For 4 years at Nelson College boarding school Brent did little but play the guitar and dream of escape. His Father was posted to Bangkok again and 16 year old Brent went up once a year for Christmas holidays, fell in love with a beautiful 17 year old Australian girl, before having to go back to boarding school.
Living in Auckland with his Dad he spent all his days trying to write songs and playing in coffee shops and folk clubs.
He got up the courage to contact Robert Raymond and Barry Coburn (music promoters) who, liking what they heared, put him in the studio for his first recording. Then on the road opening for The New Seekers and Muddy Waters.
He also had to take the stage at a Rock Festival between Fairport Convention and Black Sabbath.
A finals spot on NZBC's New Faces gave him a National profile and a hit single "I'm Looking Forward To Tonight"
Then he ran away with a touring Rock Band called Beech and learned about life as a band member.Beech opened for Osibisa, The Sweet, Roxy Music, and Eric Clapton.
Before relocating to Australia Brent also opened for BB King and The Eagles.
In the '80's Brent became a must see act in Melbourne and Sydney wrote and recorded and pioneered the self -funded album. During this time he also opened for Randy Newman, Jesse Winchester and Guy Clark.
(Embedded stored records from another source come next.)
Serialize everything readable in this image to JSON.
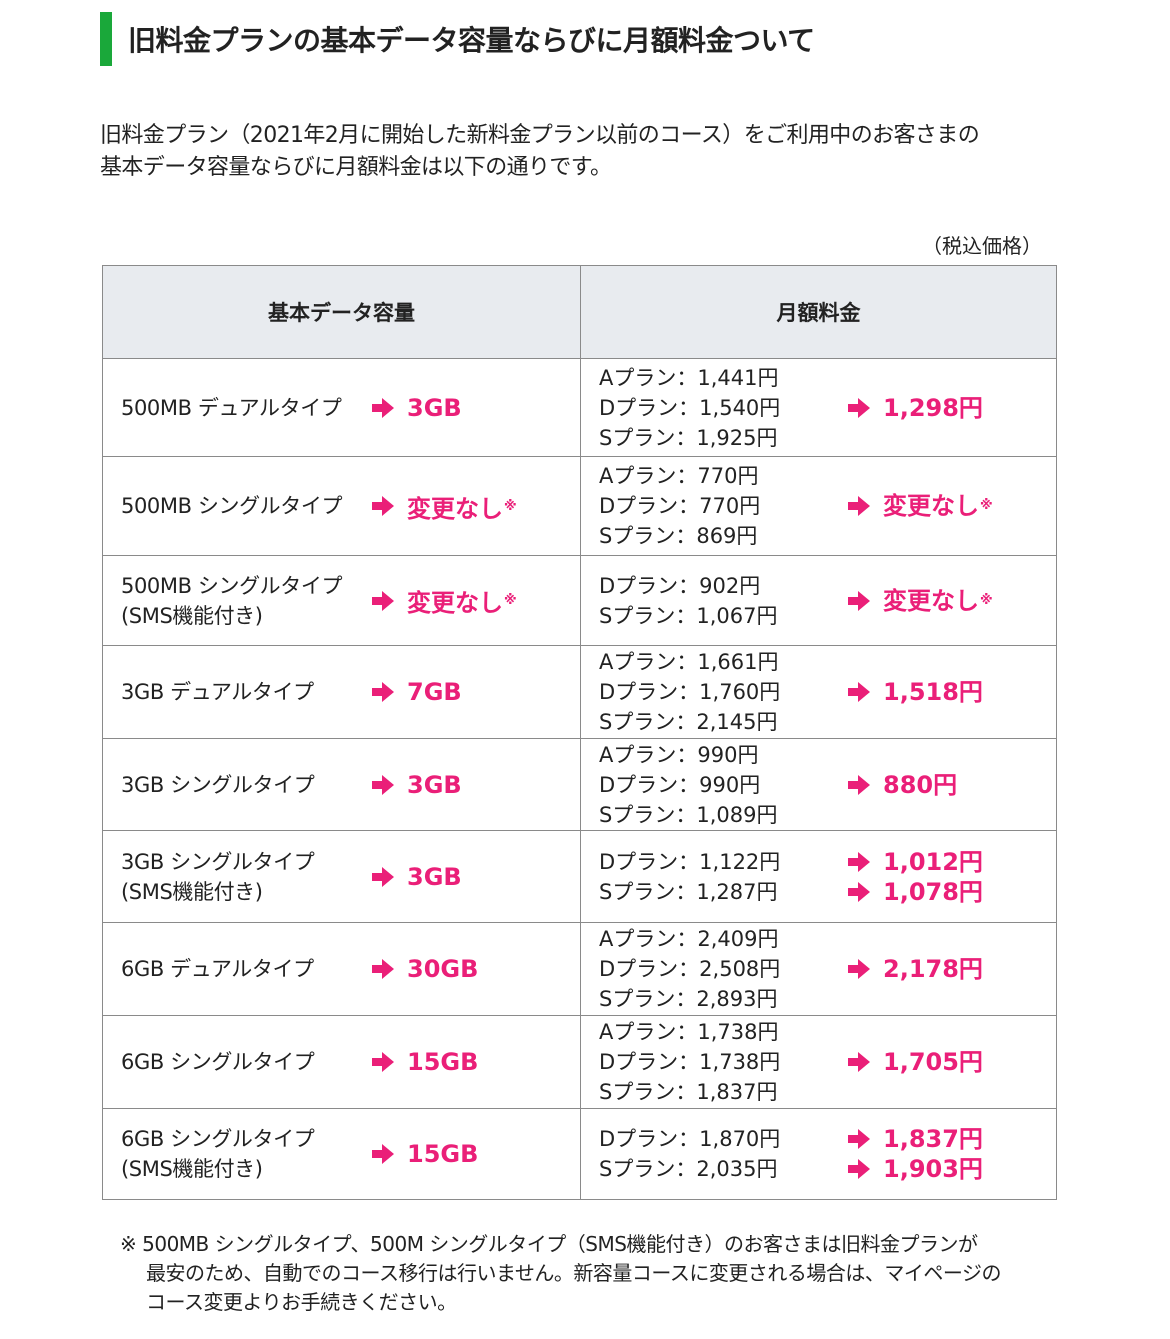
{
  "heading": "旧料金プランの基本データ容量ならびに月額料金ついて",
  "intro": [
    "旧料金プラン（2021年2月に開始した新料金プラン以前のコース）をご利用中のお客さまの",
    "基本データ容量ならびに月額料金は以下の通りです。"
  ],
  "tax_note": "（税込価格）",
  "accent_color": "#ea1f78",
  "heading_bar_color": "#1aa83a",
  "table": {
    "headers": [
      "基本データ容量",
      "月額料金"
    ],
    "rows": [
      {
        "plan": [
          "500MB デュアルタイプ"
        ],
        "new_data": "3GB",
        "new_data_mark": "",
        "fees": [
          "Aプラン：1,441円",
          "Dプラン：1,540円",
          "Sプラン：1,925円"
        ],
        "new_fees": [
          {
            "value": "1,298円",
            "mark": ""
          }
        ]
      },
      {
        "plan": [
          "500MB シングルタイプ"
        ],
        "new_data": "変更なし",
        "new_data_mark": "※",
        "fees": [
          "Aプラン：770円",
          "Dプラン：770円",
          "Sプラン：869円"
        ],
        "new_fees": [
          {
            "value": "変更なし",
            "mark": "※"
          }
        ]
      },
      {
        "plan": [
          "500MB  シングルタイプ",
          "(SMS機能付き)"
        ],
        "new_data": "変更なし",
        "new_data_mark": "※",
        "fees": [
          "Dプラン：902円",
          "Sプラン：1,067円"
        ],
        "new_fees": [
          {
            "value": "変更なし",
            "mark": "※"
          }
        ]
      },
      {
        "plan": [
          "3GB デュアルタイプ"
        ],
        "new_data": "7GB",
        "new_data_mark": "",
        "fees": [
          "Aプラン：1,661円",
          "Dプラン：1,760円",
          "Sプラン：2,145円"
        ],
        "new_fees": [
          {
            "value": "1,518円",
            "mark": ""
          }
        ]
      },
      {
        "plan": [
          "3GB シングルタイプ"
        ],
        "new_data": "3GB",
        "new_data_mark": "",
        "fees": [
          "Aプラン：990円",
          "Dプラン：990円",
          "Sプラン：1,089円"
        ],
        "new_fees": [
          {
            "value": "880円",
            "mark": ""
          }
        ]
      },
      {
        "plan": [
          "3GB シングルタイプ",
          "(SMS機能付き)"
        ],
        "new_data": "3GB",
        "new_data_mark": "",
        "fees": [
          "Dプラン：1,122円",
          "Sプラン：1,287円"
        ],
        "new_fees": [
          {
            "value": "1,012円",
            "mark": ""
          },
          {
            "value": "1,078円",
            "mark": ""
          }
        ]
      },
      {
        "plan": [
          "6GB デュアルタイプ"
        ],
        "new_data": "30GB",
        "new_data_mark": "",
        "fees": [
          "Aプラン：2,409円",
          "Dプラン：2,508円",
          "Sプラン：2,893円"
        ],
        "new_fees": [
          {
            "value": "2,178円",
            "mark": ""
          }
        ]
      },
      {
        "plan": [
          "6GB シングルタイプ"
        ],
        "new_data": "15GB",
        "new_data_mark": "",
        "fees": [
          "Aプラン：1,738円",
          "Dプラン：1,738円",
          "Sプラン：1,837円"
        ],
        "new_fees": [
          {
            "value": "1,705円",
            "mark": ""
          }
        ]
      },
      {
        "plan": [
          "6GB シングルタイプ",
          "(SMS機能付き)"
        ],
        "new_data": "15GB",
        "new_data_mark": "",
        "fees": [
          "Dプラン：1,870円",
          "Sプラン：2,035円"
        ],
        "new_fees": [
          {
            "value": "1,837円",
            "mark": ""
          },
          {
            "value": "1,903円",
            "mark": ""
          }
        ]
      }
    ]
  },
  "footnote": [
    "※ 500MB シングルタイプ、500M シングルタイプ（SMS機能付き）のお客さまは旧料金プランが",
    "最安のため、自動でのコース移行は行いません。新容量コースに変更される場合は、マイページの",
    "コース変更よりお手続きください。"
  ]
}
He also continued his love of traveling doing gigs in London, Chicago, San Francisco, New York and LA.
Traveling to Tamworth in the early '90's he soon scored a record deal and some awards and went on touring with lots of TV and Radio exposure.
When the record deal ran it's course it was back to being an independent again. The four current Cd's "The Closest" "Good Man Down" "The Happy Note" and "Little Revolution" are testament to the time it takes to become an accomplished songwriter. The warmth and wisdom in these songs tell a tale of the ups and down's of love and life and explain why Brent has been described as a "National Treasure.
" Early in 1999 Brent was diagnosed with renal failure and had to spend the next 6 years on dialysis, which for a traveling musician was very hard.On June 24th 2006 He received a Kidney Transplant at The Royal Melbourne Hospital. His Father who died a month before had left some money for Brent to take his two sons on a big Holiday around the World. With stops in Bangkok, Paris and London the three of them then drove across America.